Et si la cuisine n’est pas d’une grande précision, elle fait dans un registre ménager tout à fait honorable. En table d’hôte, par exemple (16 $), on trouve une soupe aux crêpes, composée d’un bouillon simple mais pas fait maison, dans lequel flottent deux crêpes saupoudrées de parmesan frais; ou la pasta fagioli, comme son nom l’indique: une soupe aux pâtes et aux haricots, une version moins solide que l’habituel potage épaissi aux légumineuses réduites en purée. Les tortellinis au saumon sont farcis d’un appareil délicat qui, associé à une sauce à la crème, adoucit le goût assez gras du poisson. Les tagliatelles fraîches (une pâte aux oeufs) sont extraordinaires, vraiment succulentes. Nous avons choisi un pesto de tomates séchées, de noix et d’épices, allongé de beaucoup d’huile d’olive donnant une charpente un peu agressive à la sauce qui les nappe, mais qui convient assez bien les soirs de première fraîcheur.

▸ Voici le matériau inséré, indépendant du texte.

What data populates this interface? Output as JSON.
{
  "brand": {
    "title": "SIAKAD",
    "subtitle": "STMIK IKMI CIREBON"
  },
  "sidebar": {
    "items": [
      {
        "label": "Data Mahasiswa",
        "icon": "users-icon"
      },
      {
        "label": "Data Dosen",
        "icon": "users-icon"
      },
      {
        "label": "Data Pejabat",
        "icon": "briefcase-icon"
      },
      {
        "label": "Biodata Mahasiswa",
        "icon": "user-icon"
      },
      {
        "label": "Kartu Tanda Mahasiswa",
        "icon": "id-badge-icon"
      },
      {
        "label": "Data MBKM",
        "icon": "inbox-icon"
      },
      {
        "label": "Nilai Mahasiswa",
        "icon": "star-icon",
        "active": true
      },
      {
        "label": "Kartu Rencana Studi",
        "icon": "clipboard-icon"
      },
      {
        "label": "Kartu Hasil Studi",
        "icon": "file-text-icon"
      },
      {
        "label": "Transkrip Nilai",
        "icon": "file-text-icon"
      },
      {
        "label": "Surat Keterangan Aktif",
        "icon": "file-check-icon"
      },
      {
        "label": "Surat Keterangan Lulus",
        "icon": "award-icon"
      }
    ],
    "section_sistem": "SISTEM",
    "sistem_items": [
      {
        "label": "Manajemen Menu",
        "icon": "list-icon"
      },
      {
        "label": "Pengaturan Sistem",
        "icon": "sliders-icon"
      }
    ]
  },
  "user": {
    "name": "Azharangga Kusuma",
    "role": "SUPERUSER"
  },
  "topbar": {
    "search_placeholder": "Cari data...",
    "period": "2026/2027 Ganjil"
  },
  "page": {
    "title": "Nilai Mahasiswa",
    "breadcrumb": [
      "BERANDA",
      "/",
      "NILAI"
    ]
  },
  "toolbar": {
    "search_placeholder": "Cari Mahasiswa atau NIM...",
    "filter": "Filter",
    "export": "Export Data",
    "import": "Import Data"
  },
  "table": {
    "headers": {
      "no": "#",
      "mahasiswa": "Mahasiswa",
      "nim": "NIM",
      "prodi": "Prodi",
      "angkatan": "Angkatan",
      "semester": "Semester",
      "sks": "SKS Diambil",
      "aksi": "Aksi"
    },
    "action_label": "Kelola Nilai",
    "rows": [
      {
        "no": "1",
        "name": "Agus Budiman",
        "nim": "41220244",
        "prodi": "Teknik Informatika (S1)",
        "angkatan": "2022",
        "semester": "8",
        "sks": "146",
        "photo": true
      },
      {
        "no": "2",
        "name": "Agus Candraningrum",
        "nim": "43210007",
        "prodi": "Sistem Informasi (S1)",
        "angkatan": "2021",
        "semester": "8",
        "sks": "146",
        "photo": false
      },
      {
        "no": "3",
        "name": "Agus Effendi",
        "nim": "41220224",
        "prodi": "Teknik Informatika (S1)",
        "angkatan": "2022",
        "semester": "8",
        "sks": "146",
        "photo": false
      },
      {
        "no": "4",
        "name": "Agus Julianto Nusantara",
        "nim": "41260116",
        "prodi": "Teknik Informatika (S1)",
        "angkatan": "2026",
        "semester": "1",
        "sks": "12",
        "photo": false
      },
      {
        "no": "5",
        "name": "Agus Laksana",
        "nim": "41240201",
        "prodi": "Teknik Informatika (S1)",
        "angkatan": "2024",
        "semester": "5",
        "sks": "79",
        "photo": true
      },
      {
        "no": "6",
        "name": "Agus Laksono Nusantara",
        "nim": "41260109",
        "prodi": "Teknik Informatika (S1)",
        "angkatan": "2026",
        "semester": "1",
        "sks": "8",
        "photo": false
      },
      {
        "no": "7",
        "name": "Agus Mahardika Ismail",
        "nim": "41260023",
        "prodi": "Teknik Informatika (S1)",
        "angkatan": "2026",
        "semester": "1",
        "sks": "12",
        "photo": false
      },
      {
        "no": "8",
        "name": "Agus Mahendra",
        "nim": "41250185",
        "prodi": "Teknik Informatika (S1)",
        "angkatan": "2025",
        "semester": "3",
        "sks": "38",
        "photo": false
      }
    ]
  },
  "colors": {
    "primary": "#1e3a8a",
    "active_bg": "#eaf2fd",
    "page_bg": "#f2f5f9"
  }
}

Les desserts demeurent classiques: un tiramisù, inévitable, préparé avec rigueur selon la recette qui l’a rendu célèbre, c’est-à-dire avec des biscuits de Savoie, du mascarpone et du café. Ou un gâteau au fromage parfumé au zeste de citron. Habituellement, je déteste ce type de gâteau que j’associe souvent à une nuit sans sommeil ou, pire, à une digestion paresseuse; mais la version Casareccia est douce, et moins sucrée qu’il n’y paraît. En fait, ici, ce resto qui vieillit bien fait la nique aux restos branchés en proposant une cuisine simple et bonne, à des prix encore verrouillés. L’addition ne monte jamais plus haut que 60 $ à deux, incluant les taxes, service, et deux verres de vin.

PASTA CASARECCIA
5849, rue Sherbrooke Ouest
Tél.: 483-1588

CAFÉ CULTURE
Zanetti

Attention: ce nom-là est célèbre. C’est celui d’une compagnie italienne de café et de machines (Segafredo) connue dans toute la Péninsule (et au-delà) pour ses pistons à espresso de couleur vive. Mais l’union des deux dans un seul établissement au coin du Marché Jean-Talon est le fruit du hasard. Ce qui n’a pas empêché la famille Zanetti de Montréal de servir le café de Segafredo – pour le fun. Ouvert sur le grand marché et son activité, c’est une nouvelle halte ensoleillée et joyeuse où il fait bon s’installer durant quelques heures pour laisser passer le temps, si on l’a. La carte ne pétille pas d’idées, contrairement au joli décor moderne et un peu froid, mais propose un plat de pasta par jour, des sandwichs et des petits déjeuners copieux et très corrects.